Although numbers fell by half on the second meeting of Sunday 4:6, over the next half year more and more unchurched people began to realise that this was a place where their questions and thoughts could find a safe hearing.

'Fresh expressions are not clear-cut; they are pretty messy'

Another half year later and local churchgoers were catching on.

Starving Christians began to come gradually,

Mandy says.

They were wanting more worship and slowly the seekers were leaving by the back door. Now the numbers are up, but they are all churchgoers.

At the beginning of 2006, a vision evening was held, at which the group of 25 defined its first year of existence as one in which community was built, but expressed the desire that the second year focus on worship.
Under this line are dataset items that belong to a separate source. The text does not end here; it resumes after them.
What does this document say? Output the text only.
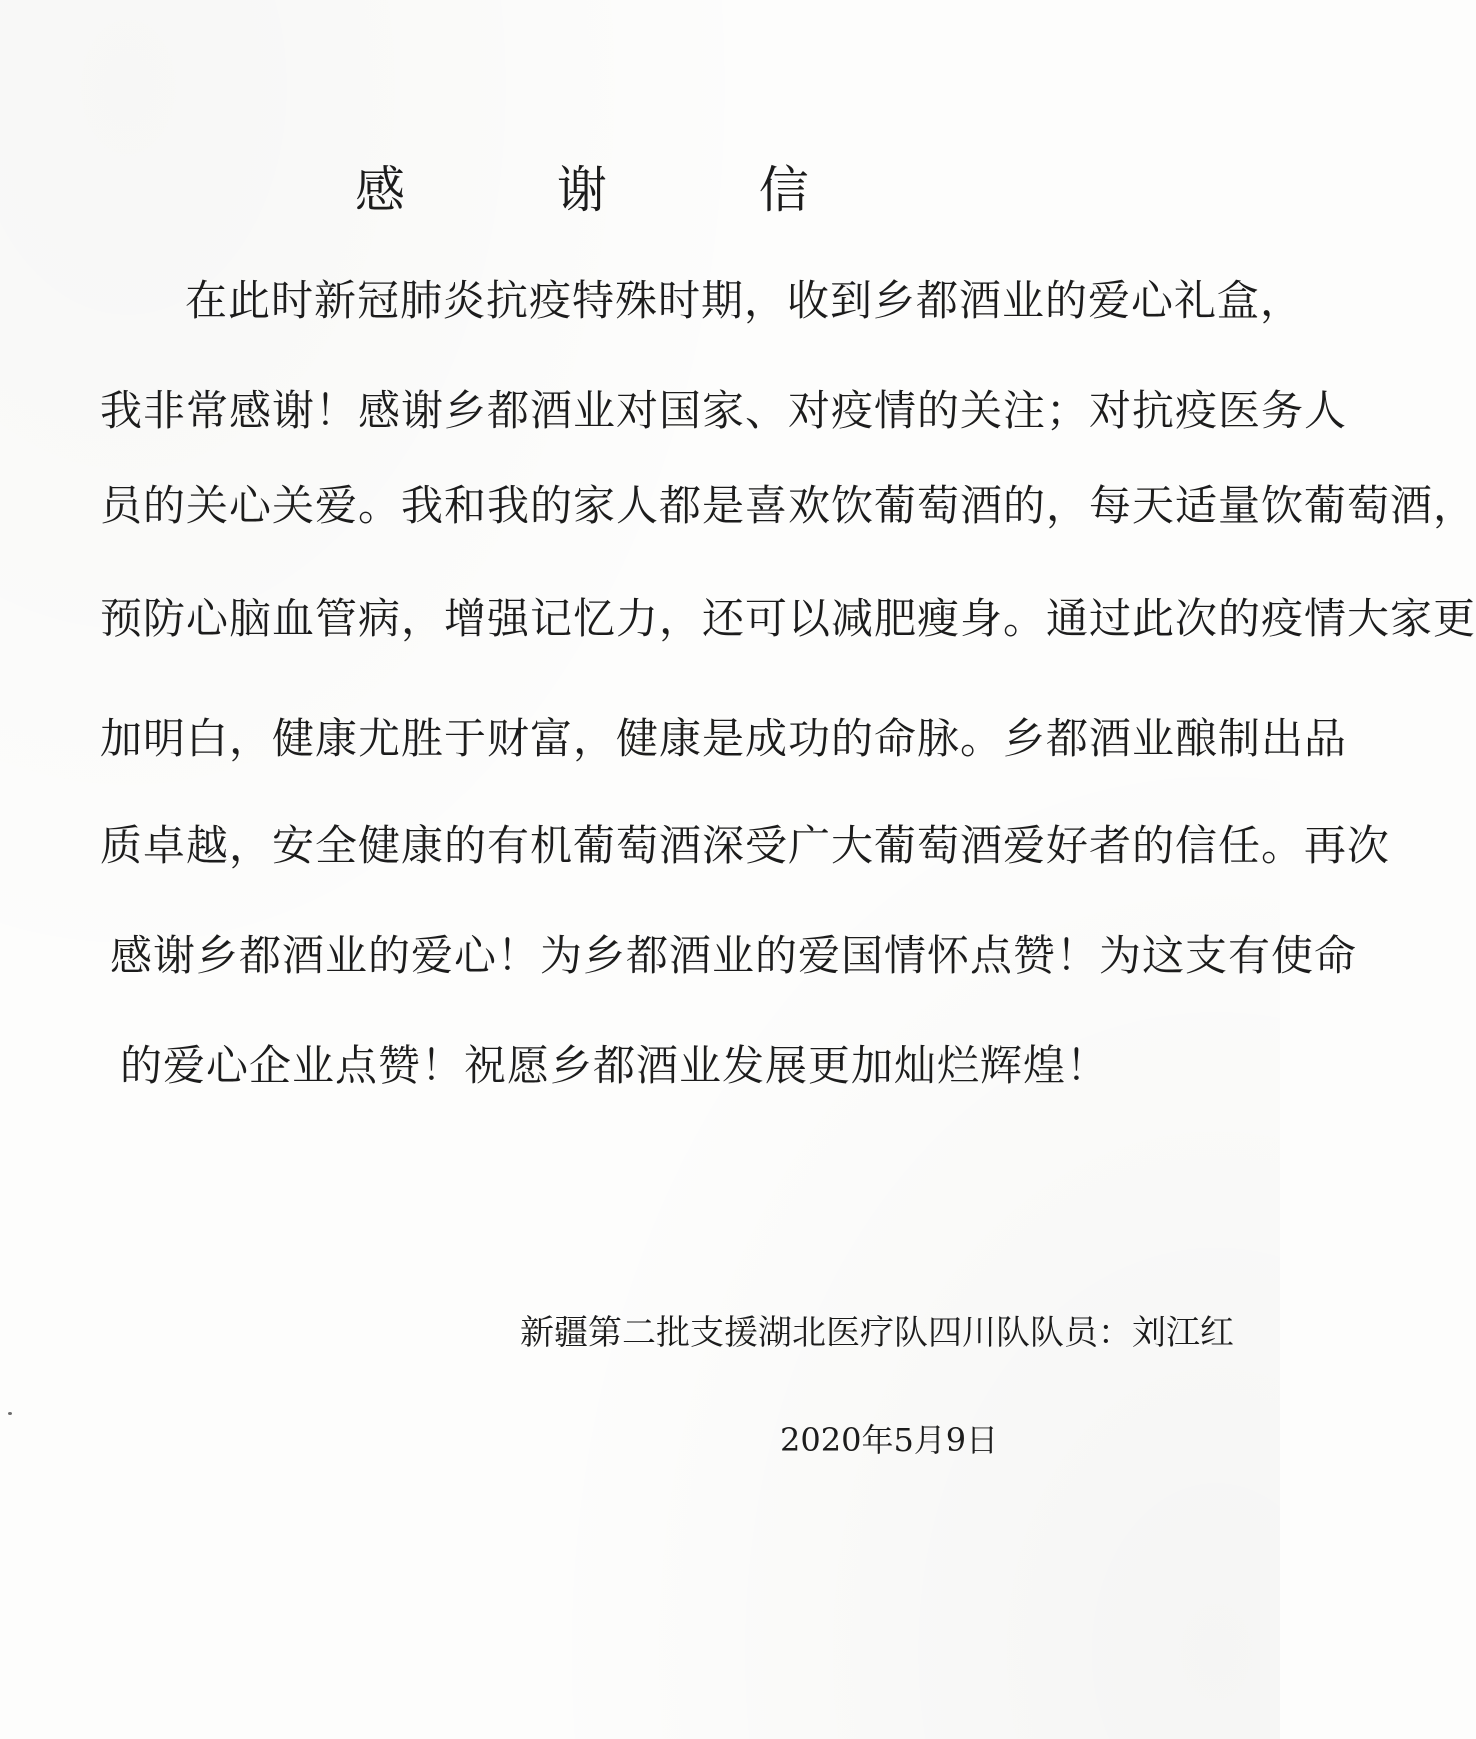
感 谢 信
在此时新冠肺炎抗疫特殊时期，收到乡都酒业的爱心礼盒，
我非常感谢！感谢乡都酒业对国家、对疫情的关注；对抗疫医务人
员的关心关爱。我和我的家人都是喜欢饮葡萄酒的，每天适量饮葡萄酒，
预防心脑血管病，增强记忆力，还可以减肥瘦身。通过此次的疫情大家更
加明白，健康尤胜于财富，健康是成功的命脉。乡都酒业酿制出品
质卓越，安全健康的有机葡萄酒深受广大葡萄酒爱好者的信任。再次
感谢乡都酒业的爱心！为乡都酒业的爱国情怀点赞！为这支有使命
的爱心企业点赞！祝愿乡都酒业发展更加灿烂辉煌！
新疆第二批支援湖北医疗队四川队队员：刘江红
2020年5月9日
I had promised from the start that Sunday 4:6 would be theirs,

Mandy says.

It is meeting a huge need for Christians to explore their faith more deeply; lifelong churchgoers have discovered faith perhaps for the first time. But it's not my original vision. I want to work with those outside the church.

She is now developing a core team from within Sunday 4:6 to take over its leadership and hopes to find new outlets for her ministry to seekers from the local communities.

Fresh expressions are not clear-cut; they are pretty messy. Even the good news ones have questions,

she says. Following the transformation of what began as a seeker group and developed into a fellowship of Christians, Mandy is now asking which is more important: reaching the unchurched or feeding 'the needy churched'?